The Prime Minister in receiving my report made a substantive speech to the Royal Society of New Zealand on the role of science in New Zealand’s future. In that speech he announced that I had accepted his invitation to extend my term by another two years. He also announced an initiative that is occupying much of my effort — that of creating a gathering of small advanced nations that invest in science and innovation so that we can learn from each other; in many ways their experiences are much more relevant than those of large countries. I will be co-chairing with MBIE and MFAT the first meeting in Auckland in November.
But other important things happened last week as well. Dr Ian Ferguson’s appointment was announced as departmental science advisor to the Ministry of Primary Industries.
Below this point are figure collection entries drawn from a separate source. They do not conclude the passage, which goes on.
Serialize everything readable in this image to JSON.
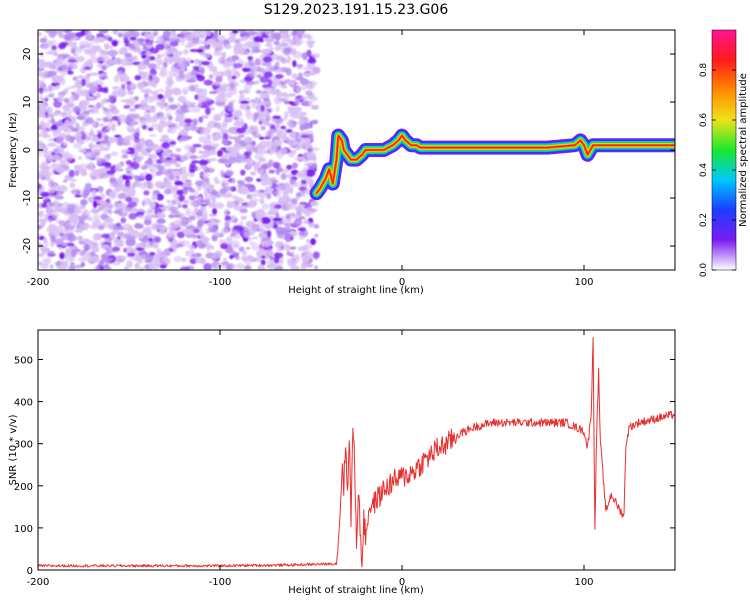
{
  "title": "S129.2023.191.15.23.G06",
  "colors": {
    "snr_line": "#e8302e",
    "axis": "#000000",
    "spec_light": "#d9bff5",
    "spec_mid": "#b58cf0",
    "spec_dark": "#7a1cf2",
    "spec_band": [
      "#7a1cf2",
      "#1c3cff",
      "#00c8ff",
      "#18e82a",
      "#f0e21a",
      "#ff8a00",
      "#ff1a1a"
    ]
  },
  "colorbar": {
    "label": "Normalized spectral amplitude",
    "ticks": [
      "0.0",
      "0.2",
      "0.4",
      "0.6",
      "0.8"
    ],
    "stops": [
      "#ffffff",
      "#7a1cf2",
      "#1c3cff",
      "#00c8ff",
      "#18e82a",
      "#f0e21a",
      "#ff8a00",
      "#ff1a1a",
      "#ff1493"
    ]
  },
  "chart_data": [
    {
      "type": "heatmap",
      "title": "S129.2023.191.15.23.G06",
      "xlabel": "Height of straight line (km)",
      "ylabel": "Frequency (Hz)",
      "xlim": [
        -200,
        150
      ],
      "ylim": [
        -25,
        25
      ],
      "xticks": [
        -200,
        -100,
        0,
        100
      ],
      "xtick_labels": [
        "-200",
        "-100",
        "0",
        "100"
      ],
      "yticks": [
        -20,
        -10,
        0,
        10,
        20
      ],
      "ytick_labels": [
        "-20",
        "-10",
        "0",
        "10",
        "20"
      ],
      "noise_region_x": [
        -200,
        -47
      ],
      "dominant_frequency_trace": {
        "x": [
          -47,
          -45,
          -42,
          -40,
          -38,
          -36,
          -35,
          -33,
          -32,
          -30,
          -28,
          -25,
          -22,
          -20,
          -18,
          -15,
          -10,
          -5,
          -2,
          0,
          2,
          5,
          8,
          10,
          20,
          40,
          60,
          80,
          95,
          98,
          100,
          102,
          105,
          110,
          120,
          130,
          140,
          150
        ],
        "y": [
          -9,
          -8,
          -6,
          -4,
          -7,
          -2,
          3,
          2,
          0,
          -1,
          -2,
          -2,
          -1,
          0,
          0,
          0,
          0,
          1,
          2,
          3,
          2,
          1,
          1,
          0.5,
          0.5,
          0.5,
          0.5,
          0.5,
          1,
          2,
          1,
          -1,
          1,
          1,
          1,
          1,
          1,
          1
        ]
      }
    },
    {
      "type": "line",
      "xlabel": "Height of straight line (km)",
      "ylabel": "SNR (10 * v/v)",
      "xlim": [
        -200,
        150
      ],
      "ylim": [
        0,
        570
      ],
      "xticks": [
        -200,
        -100,
        0,
        100
      ],
      "xtick_labels": [
        "-200",
        "-100",
        "0",
        "100"
      ],
      "yticks": [
        0,
        100,
        200,
        300,
        400,
        500
      ],
      "ytick_labels": [
        "0",
        "100",
        "200",
        "300",
        "400",
        "500"
      ],
      "series": [
        {
          "x": [
            -200,
            -150,
            -100,
            -60,
            -36,
            -34,
            -33,
            -32,
            -31,
            -30,
            -29,
            -28,
            -27,
            -26,
            -25,
            -24,
            -23,
            -22,
            -21,
            -20,
            -18,
            -15,
            -10,
            -5,
            0,
            5,
            10,
            15,
            20,
            25,
            30,
            35,
            40,
            50,
            60,
            70,
            80,
            90,
            95,
            100,
            102,
            104,
            105,
            106,
            107,
            108,
            109,
            110,
            112,
            115,
            120,
            122,
            123,
            125,
            130,
            140,
            150
          ],
          "y": [
            10,
            10,
            10,
            12,
            15,
            130,
            250,
            200,
            300,
            180,
            330,
            120,
            340,
            250,
            60,
            200,
            100,
            10,
            120,
            80,
            150,
            160,
            190,
            210,
            220,
            230,
            250,
            270,
            290,
            300,
            320,
            330,
            340,
            350,
            350,
            350,
            350,
            350,
            340,
            330,
            290,
            380,
            550,
            100,
            330,
            470,
            300,
            250,
            140,
            180,
            140,
            130,
            300,
            340,
            350,
            360,
            370
          ]
        }
      ]
    }
  ]
}
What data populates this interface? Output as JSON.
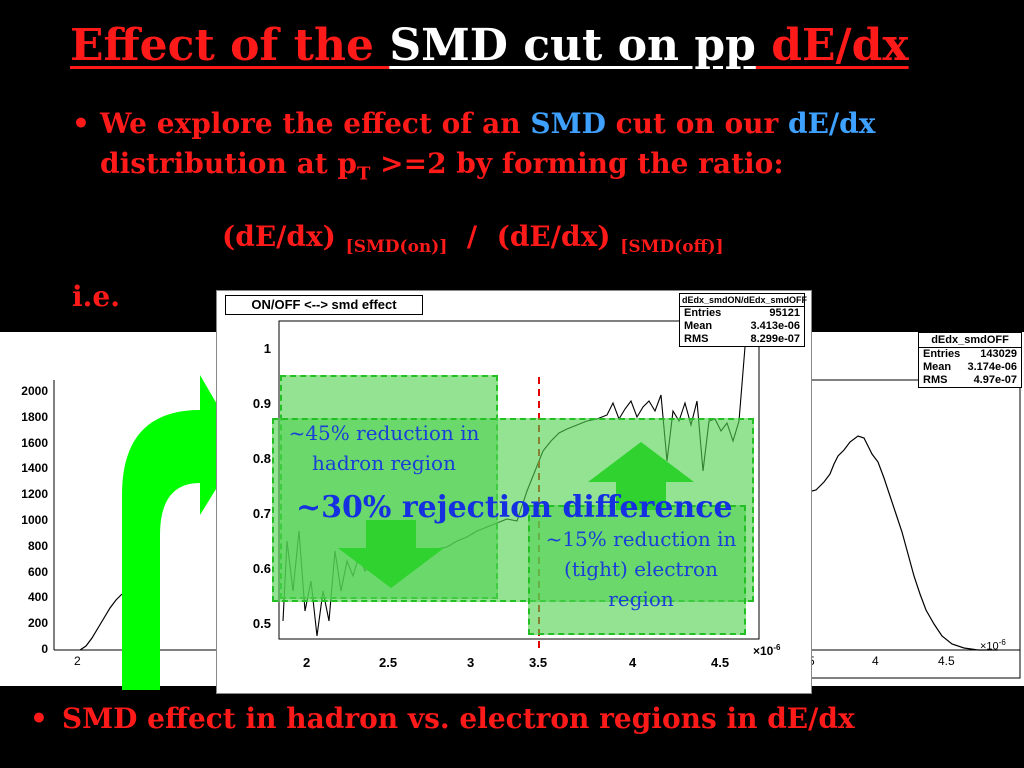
{
  "title": {
    "part1": "Effect of the ",
    "part2": "SMD cut on pp",
    "part3": " dE/dx"
  },
  "bullet1": {
    "dot": "•",
    "t1": "We explore the effect of an ",
    "t2": "SMD",
    "t3": " cut on our ",
    "t4": "dE/dx",
    "t5": "distribution at  p",
    "t5sub": "T",
    "t6": " >=2  by forming the ratio:"
  },
  "ratio": {
    "num": "(dE/dx) ",
    "num_sub": "[SMD(on)]",
    "sep": "  /  ",
    "den": "(dE/dx) ",
    "den_sub": "[SMD(off)]"
  },
  "ie": "i.e.",
  "right_plot": {
    "stats_title": "dEdx_smdOFF",
    "stats": [
      [
        "Entries",
        "143029"
      ],
      [
        "Mean",
        "3.174e-06"
      ],
      [
        "RMS",
        "4.97e-07"
      ]
    ],
    "x_ticks": [
      "5",
      "4",
      "4.5"
    ],
    "x_exp": "×10",
    "x_exp_pow": "-6"
  },
  "left_plot": {
    "y_ticks": [
      "2000",
      "1800",
      "1600",
      "1400",
      "1200",
      "1000",
      "800",
      "600",
      "400",
      "200",
      "0"
    ],
    "x_ticks": [
      "2",
      "5"
    ]
  },
  "center_plot": {
    "title": "ON/OFF <--> smd effect",
    "stats_title": "dEdx_smdON/dEdx_smdOFF",
    "stats": [
      [
        "Entries",
        "95121"
      ],
      [
        "Mean",
        "3.413e-06"
      ],
      [
        "RMS",
        "8.299e-07"
      ]
    ],
    "y_ticks": [
      "1",
      "0.9",
      "0.8",
      "0.7",
      "0.6",
      "0.5"
    ],
    "x_ticks": [
      "2",
      "2.5",
      "3",
      "3.5",
      "4",
      "4.5"
    ],
    "x_exp": "×10",
    "x_exp_pow": "-6"
  },
  "annotations": {
    "hadron": "~45% reduction in hadron region",
    "electron": "~15% reduction in (tight) electron region",
    "difference": "~30% rejection difference"
  },
  "bottom_bullet": {
    "dot": "•",
    "text": "SMD effect in hadron vs. electron regions in dE/dx"
  },
  "colors": {
    "red": "#ff1a1a",
    "blue": "#3ea0ff",
    "green_arrow": "#00ff00",
    "highlight": "#50d250",
    "cut_line": "#e00000"
  }
}
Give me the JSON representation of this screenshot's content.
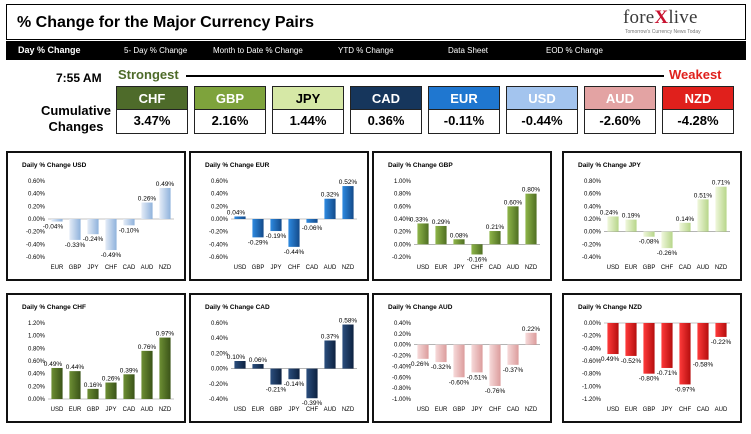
{
  "header": {
    "title": "% Change for the Major Currency Pairs",
    "logo_text_1": "fore",
    "logo_text_2": "X",
    "logo_text_3": "live",
    "logo_tagline": "Tomorrow's Currency News Today"
  },
  "nav": {
    "items": [
      "Day % Change",
      "5- Day % Change",
      "Month to Date % Change",
      "YTD % Change",
      "Data Sheet",
      "EOD % Change"
    ]
  },
  "ranking": {
    "time": "7:55 AM",
    "strongest_label": "Strongest",
    "weakest_label": "Weakest",
    "cumulative_label_1": "Cumulative",
    "cumulative_label_2": "Changes",
    "currencies": [
      {
        "name": "CHF",
        "value": "3.47%",
        "color": "#4e6b2a"
      },
      {
        "name": "GBP",
        "value": "2.16%",
        "color": "#7ea33c"
      },
      {
        "name": "JPY",
        "value": "1.44%",
        "color": "#d6e8a6"
      },
      {
        "name": "CAD",
        "value": "0.36%",
        "color": "#16365c"
      },
      {
        "name": "EUR",
        "value": "-0.11%",
        "color": "#1f77d0"
      },
      {
        "name": "USD",
        "value": "-0.44%",
        "color": "#a3c4ee"
      },
      {
        "name": "AUD",
        "value": "-2.60%",
        "color": "#e3a3a3"
      },
      {
        "name": "NZD",
        "value": "-4.28%",
        "color": "#e0201c"
      }
    ]
  },
  "chart_data": [
    {
      "type": "bar",
      "title": "Daily % Change USD",
      "categories": [
        "EUR",
        "GBP",
        "JPY",
        "CHF",
        "CAD",
        "AUD",
        "NZD"
      ],
      "values": [
        -0.04,
        -0.33,
        -0.24,
        -0.49,
        -0.1,
        0.26,
        0.49
      ],
      "labels": [
        "-0.04%",
        "-0.33%",
        "-0.24%",
        "-0.49%",
        "-0.10%",
        "0.26%",
        "0.49%"
      ],
      "ylim": [
        -0.6,
        0.6
      ],
      "ticks": [
        "0.60%",
        "0.40%",
        "0.20%",
        "0.00%",
        "-0.20%",
        "-0.40%",
        "-0.60%"
      ],
      "color_top": "#e4ecf7",
      "color_bottom": "#8fb2dc"
    },
    {
      "type": "bar",
      "title": "Daily % Change EUR",
      "categories": [
        "USD",
        "GBP",
        "JPY",
        "CHF",
        "CAD",
        "AUD",
        "NZD"
      ],
      "values": [
        0.04,
        -0.29,
        -0.19,
        -0.44,
        -0.06,
        0.32,
        0.52
      ],
      "labels": [
        "0.04%",
        "-0.29%",
        "-0.19%",
        "-0.44%",
        "-0.06%",
        "0.32%",
        "0.52%"
      ],
      "ylim": [
        -0.6,
        0.6
      ],
      "ticks": [
        "0.60%",
        "0.40%",
        "0.20%",
        "0.00%",
        "-0.20%",
        "-0.40%",
        "-0.60%"
      ],
      "color_top": "#2e8ae0",
      "color_bottom": "#134a8a"
    },
    {
      "type": "bar",
      "title": "Daily % Change GBP",
      "categories": [
        "USD",
        "EUR",
        "JPY",
        "CHF",
        "CAD",
        "AUD",
        "NZD"
      ],
      "values": [
        0.33,
        0.29,
        0.08,
        -0.16,
        0.21,
        0.6,
        0.8
      ],
      "labels": [
        "0.33%",
        "0.29%",
        "0.08%",
        "-0.16%",
        "0.21%",
        "0.60%",
        "0.80%"
      ],
      "ylim": [
        -0.2,
        1.0
      ],
      "ticks": [
        "1.00%",
        "0.80%",
        "0.60%",
        "0.40%",
        "0.20%",
        "0.00%",
        "-0.20%"
      ],
      "color_top": "#8fb64a",
      "color_bottom": "#4f6f22"
    },
    {
      "type": "bar",
      "title": "Daily % Change JPY",
      "categories": [
        "USD",
        "EUR",
        "GBP",
        "CHF",
        "CAD",
        "AUD",
        "NZD"
      ],
      "values": [
        0.24,
        0.19,
        -0.08,
        -0.26,
        0.14,
        0.51,
        0.71
      ],
      "labels": [
        "0.24%",
        "0.19%",
        "-0.08%",
        "-0.26%",
        "0.14%",
        "0.51%",
        "0.71%"
      ],
      "ylim": [
        -0.4,
        0.8
      ],
      "ticks": [
        "0.80%",
        "0.60%",
        "0.40%",
        "0.20%",
        "0.00%",
        "-0.20%",
        "-0.40%"
      ],
      "color_top": "#f0f7dc",
      "color_bottom": "#b7d68a"
    },
    {
      "type": "bar",
      "title": "Daily % Change CHF",
      "categories": [
        "USD",
        "EUR",
        "GBP",
        "JPY",
        "CAD",
        "AUD",
        "NZD"
      ],
      "values": [
        0.49,
        0.44,
        0.16,
        0.26,
        0.39,
        0.76,
        0.97
      ],
      "labels": [
        "0.49%",
        "0.44%",
        "0.16%",
        "0.26%",
        "0.39%",
        "0.76%",
        "0.97%"
      ],
      "ylim": [
        0,
        1.2
      ],
      "ticks": [
        "1.20%",
        "1.00%",
        "0.80%",
        "0.60%",
        "0.40%",
        "0.20%",
        "0.00%"
      ],
      "color_top": "#6d8f34",
      "color_bottom": "#3a5318"
    },
    {
      "type": "bar",
      "title": "Daily % Change CAD",
      "categories": [
        "USD",
        "EUR",
        "GBP",
        "JPY",
        "CHF",
        "AUD",
        "NZD"
      ],
      "values": [
        0.1,
        0.06,
        -0.21,
        -0.14,
        -0.39,
        0.37,
        0.58
      ],
      "labels": [
        "0.10%",
        "0.06%",
        "-0.21%",
        "-0.14%",
        "-0.39%",
        "0.37%",
        "0.58%"
      ],
      "ylim": [
        -0.4,
        0.6
      ],
      "ticks": [
        "0.60%",
        "0.40%",
        "0.20%",
        "0.00%",
        "-0.20%",
        "-0.40%"
      ],
      "color_top": "#2b4f7e",
      "color_bottom": "#0d2140"
    },
    {
      "type": "bar",
      "title": "Daily % Change AUD",
      "categories": [
        "USD",
        "EUR",
        "GBP",
        "JPY",
        "CHF",
        "CAD",
        "NZD"
      ],
      "values": [
        -0.26,
        -0.32,
        -0.6,
        -0.51,
        -0.76,
        -0.37,
        0.22
      ],
      "labels": [
        "-0.26%",
        "-0.32%",
        "-0.60%",
        "-0.51%",
        "-0.76%",
        "-0.37%",
        "0.22%"
      ],
      "ylim": [
        -1.0,
        0.4
      ],
      "ticks": [
        "0.40%",
        "0.20%",
        "0.00%",
        "-0.20%",
        "-0.40%",
        "-0.60%",
        "-0.80%",
        "-1.00%"
      ],
      "color_top": "#f6dada",
      "color_bottom": "#dc9c9c"
    },
    {
      "type": "bar",
      "title": "Daily % Change NZD",
      "categories": [
        "USD",
        "EUR",
        "GBP",
        "JPY",
        "CHF",
        "CAD",
        "AUD"
      ],
      "values": [
        -0.49,
        -0.52,
        -0.8,
        -0.71,
        -0.97,
        -0.58,
        -0.22
      ],
      "labels": [
        "-0.49%",
        "-0.52%",
        "-0.80%",
        "-0.71%",
        "-0.97%",
        "-0.58%",
        "-0.22%"
      ],
      "ylim": [
        -1.2,
        0
      ],
      "ticks": [
        "0.00%",
        "-0.20%",
        "-0.40%",
        "-0.60%",
        "-0.80%",
        "-1.00%",
        "-1.20%"
      ],
      "color_top": "#ff3b3b",
      "color_bottom": "#b50d0d"
    }
  ]
}
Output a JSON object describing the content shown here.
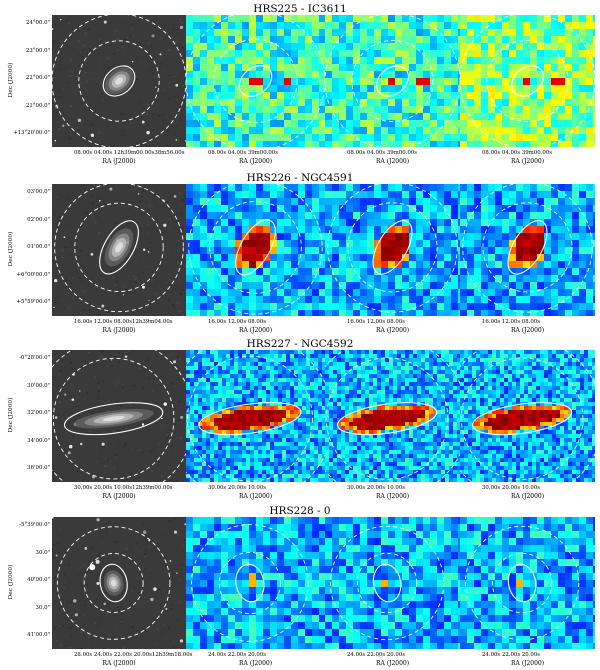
{
  "figure": {
    "rows": [
      {
        "title": "HRS225 - IC3611",
        "y_ticks": [
          "24°00.0\"",
          "23°00.0\"",
          "22°00.0\"",
          "21°00.0\"",
          "+13°20'00.0\""
        ],
        "y_label": "Dec (J2000)",
        "panels": [
          {
            "kind": "optical",
            "x_ticks": "08.00s  04.00s 12h39m00.00s38m56.00s",
            "x_label": "RA (J2000)"
          },
          {
            "kind": "map",
            "x_ticks": "08.00s  04.00s 39m00.00s",
            "x_label": "RA (J2000)"
          },
          {
            "kind": "map",
            "x_ticks": "08.00s  04.00s 39m00.00s",
            "x_label": "RA (J2000)"
          },
          {
            "kind": "map",
            "x_ticks": "08.00s  04.00s 39m00.00s",
            "x_label": "RA (J2000)"
          }
        ]
      },
      {
        "title": "HRS226 - NGC4591",
        "y_ticks": [
          "03'00.0\"",
          "02'00.0\"",
          "01'00.0\"",
          "+6°00'00.0\"",
          "+5°59'00.0\""
        ],
        "y_label": "Dec (J2000)",
        "panels": [
          {
            "kind": "optical",
            "x_ticks": "16.00s  12.00s  08.00s12h39m04.00s",
            "x_label": "RA (J2000)"
          },
          {
            "kind": "map",
            "x_ticks": "16.00s  12.00s  08.00s",
            "x_label": "RA (J2000)"
          },
          {
            "kind": "map",
            "x_ticks": "16.00s  12.00s  08.00s",
            "x_label": "RA (J2000)"
          },
          {
            "kind": "map",
            "x_ticks": "16.00s  12.00s  08.00s",
            "x_label": "RA (J2000)"
          }
        ]
      },
      {
        "title": "HRS227 - NGC4592",
        "y_ticks": [
          "-0°28'00.0\"",
          "30'00.0\"",
          "32'00.0\"",
          "34'00.0\"",
          "36'00.0\""
        ],
        "y_label": "Dec (J2000)",
        "panels": [
          {
            "kind": "optical",
            "x_ticks": "30.00s  20.00s  10.00s12h39m00.00s",
            "x_label": "RA (J2000)"
          },
          {
            "kind": "map",
            "x_ticks": "30.00s  20.00s  10.00s",
            "x_label": "RA (J2000)"
          },
          {
            "kind": "map",
            "x_ticks": "30.00s  20.00s  10.00s",
            "x_label": "RA (J2000)"
          },
          {
            "kind": "map",
            "x_ticks": "30.00s  20.00s  10.00s",
            "x_label": "RA (J2000)"
          }
        ]
      },
      {
        "title": "HRS228 - 0",
        "y_ticks": [
          "-5°39'00.0\"",
          "30.0\"",
          "40'00.0\"",
          "30.0\"",
          "41'00.0\""
        ],
        "y_label": "Dec (J2000)",
        "panels": [
          {
            "kind": "optical",
            "x_ticks": "28.00s  24.00s  22.00s  20.00s12h39m18.00s",
            "x_label": "RA (J2000)"
          },
          {
            "kind": "map",
            "x_ticks": "24.00s  22.00s  20.00s",
            "x_label": "RA (J2000)"
          },
          {
            "kind": "map",
            "x_ticks": "24.00s  22.00s  20.00s",
            "x_label": "RA (J2000)"
          },
          {
            "kind": "map",
            "x_ticks": "24.00s  22.00s  20.00s",
            "x_label": "RA (J2000)"
          }
        ]
      }
    ],
    "colors": {
      "map_background": "#5fd2d8",
      "map_low": "#2f7de0",
      "map_high": "#8b0000",
      "map_mid": "#e8e838",
      "optical_background": "#3a3a3a",
      "aperture_stroke": "#ffffff"
    }
  }
}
I have been arguing for some time that our major ministries need structured independent science advice and a system for integrating scientific inputs. I expanded on this in my discussion paper Towards Better Use of Evidence in Policy Formation and it is pleasing to see the concept developed there now being put into practice by a ministry which depends heavily on science. Also, the Ministry of Business, Innovation and Employment announced the results of its latest science funding round.
And last week a paper was published in Science by a team of psychologists, linguists, evolutionary biologists and computational scientists from the University of Auckland. The paper puts forward the evidence that the proto-language for English arose in Anatolia. This work highlights the value of interdisciplinary research — here we have computational methods developed for molecular and evolutionary biology being applied to a very different question: where does our language come from? And congratulations to Quentin Atkinson and his colleagues for creating a website to make the work accessible to all — I wish many more scientists would do so. And this collaboration shows that when interdisciplinary research occurs, innovation and unexpected interactions appear — as I said in my speech to the Prime Minister. We must look at the science and academic funding systems with the aim of removing impediments to interdisciplinary research; such research should be our strength in a small country.
Beyond the paper demonstrating that New Zealand scientists do undertake very impactful research, it is a timely reminder of why discovery research is so important! It excites us, it informs us, and in this case it helps us all understand what makes us what we are. That alone is a sufficient reason why any serious country must protect basic research.